И какое же приходило облегчение, когда кожа лопалась, гной выходил. Спустя день-два рана подживала, старая кожа отслаивалась, обнажая новенькую, розовую и нежную, которую ожидала та же судьба. Безусловно, моя мать не ошибалась, когда говорила в таких случаях: «Зажывэ, як на собаци». Заживало, куда ему было деваться…
Нет, не пересилить мелким неприятностям мои воспоминания о детстве как о поре счастливой. Разве стоил сорванный ноготь одной песни под огромным небом?
Когда я сейчас заслышу или натыкаюсь на камлания современных бардов-пузочесов, в чьих песняках ни складу, ни ладу но зато много модного речитатива, похожего на наркотический бред, отчего зрители, подрастающее поколение баблоинов, воздев руки, превращаются в орду трясунов, я тут же вырубаю радио или меняю программу в «ящике». Не могу я взирать на банды подтанцовщиц, которые, обходясь несколькими квадратными сантиметрами материи для концертного наряда, откровенно виляют голыми задницами и трясут сиськами. Хватанули «культурки», к «цивилизации» приобщась, – тут мне и добавить нечего…
Не новые человеки
Мое детство и юность пришлись на время, когда еще жили люди, разительно не похожие на ходульные образцы так называемого нового человека, которого пытались вырастить большевики. Как я понимаю, велась постоянная работа по созданию некоего безличностного существа, наделенного коммунистической идеологией, которому не позволялось ни в малейшей степени сомневаться в ее истинности, возмущаться функцией беззаветного малооплачиваемого труда и способностью, в случае чего, сражаться до последней капли крови и отдать жизнь за социалистическое Отечество. Ведь в любом сражении важно победить врага и остаться самому живым.

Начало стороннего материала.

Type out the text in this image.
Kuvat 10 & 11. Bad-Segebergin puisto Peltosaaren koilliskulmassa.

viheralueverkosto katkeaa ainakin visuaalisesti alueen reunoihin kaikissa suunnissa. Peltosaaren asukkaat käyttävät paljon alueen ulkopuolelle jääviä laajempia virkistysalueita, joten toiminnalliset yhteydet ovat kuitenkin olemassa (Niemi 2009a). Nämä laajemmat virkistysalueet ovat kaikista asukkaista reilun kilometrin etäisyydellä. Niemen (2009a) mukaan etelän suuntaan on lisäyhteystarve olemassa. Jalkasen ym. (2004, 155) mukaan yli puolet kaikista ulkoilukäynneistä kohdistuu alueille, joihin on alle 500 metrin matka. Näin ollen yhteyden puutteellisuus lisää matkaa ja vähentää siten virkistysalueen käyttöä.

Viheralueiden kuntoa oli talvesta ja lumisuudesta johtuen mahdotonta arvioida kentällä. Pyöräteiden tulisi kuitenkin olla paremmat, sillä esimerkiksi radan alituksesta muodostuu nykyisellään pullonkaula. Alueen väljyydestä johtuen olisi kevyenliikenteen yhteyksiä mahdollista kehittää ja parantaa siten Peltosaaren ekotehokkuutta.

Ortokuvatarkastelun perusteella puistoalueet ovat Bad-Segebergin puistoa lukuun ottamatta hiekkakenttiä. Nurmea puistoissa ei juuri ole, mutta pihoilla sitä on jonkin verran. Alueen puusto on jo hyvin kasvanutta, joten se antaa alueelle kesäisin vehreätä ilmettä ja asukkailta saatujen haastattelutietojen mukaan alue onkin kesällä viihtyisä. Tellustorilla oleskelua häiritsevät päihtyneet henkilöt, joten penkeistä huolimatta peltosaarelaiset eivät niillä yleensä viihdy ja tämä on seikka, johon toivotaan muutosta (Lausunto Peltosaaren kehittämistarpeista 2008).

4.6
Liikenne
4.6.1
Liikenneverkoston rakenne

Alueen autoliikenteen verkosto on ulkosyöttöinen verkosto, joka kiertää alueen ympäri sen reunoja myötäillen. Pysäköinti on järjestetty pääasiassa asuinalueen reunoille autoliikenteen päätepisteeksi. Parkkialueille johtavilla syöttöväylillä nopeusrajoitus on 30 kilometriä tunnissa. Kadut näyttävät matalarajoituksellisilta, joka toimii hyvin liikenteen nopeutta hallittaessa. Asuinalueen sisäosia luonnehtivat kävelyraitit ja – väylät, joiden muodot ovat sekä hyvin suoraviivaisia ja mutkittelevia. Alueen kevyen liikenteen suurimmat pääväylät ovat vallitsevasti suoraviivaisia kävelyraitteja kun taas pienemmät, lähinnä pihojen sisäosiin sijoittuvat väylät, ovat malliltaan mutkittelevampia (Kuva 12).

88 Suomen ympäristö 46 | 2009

Ан-нет! Почему-то внедрялся в сознание и по сей день внедряется панихидный героизм. Думается, объясняется он поразительным безразличием власти к человеку вообще.
Люди старшего поколения, родившиеся задолго до октябрьского переворота, которых я знал, были не стандартными винтиками, а личностями, нередко претендующими на то, чтобы стать в моих рассказах литературными типами. Годам к двадцати я понял, что люди, родившиеся в годы советской власти, особенно мое поколение, в немалой степени стандартизированы. Двойная мораль, одна – напоказ, а другая – для собственно жизни, которая допускала и воровство, пусть и мелкое, шабашечное, несунское, и поиск путей, как объегорить начальство. И зависть, и нетерпимость к чужому успеху или чужой удаче, и вранье, не говоря уж о пьянстве, мордобое, в которых давало о себе знать постоянное унижение человеческого достоинства.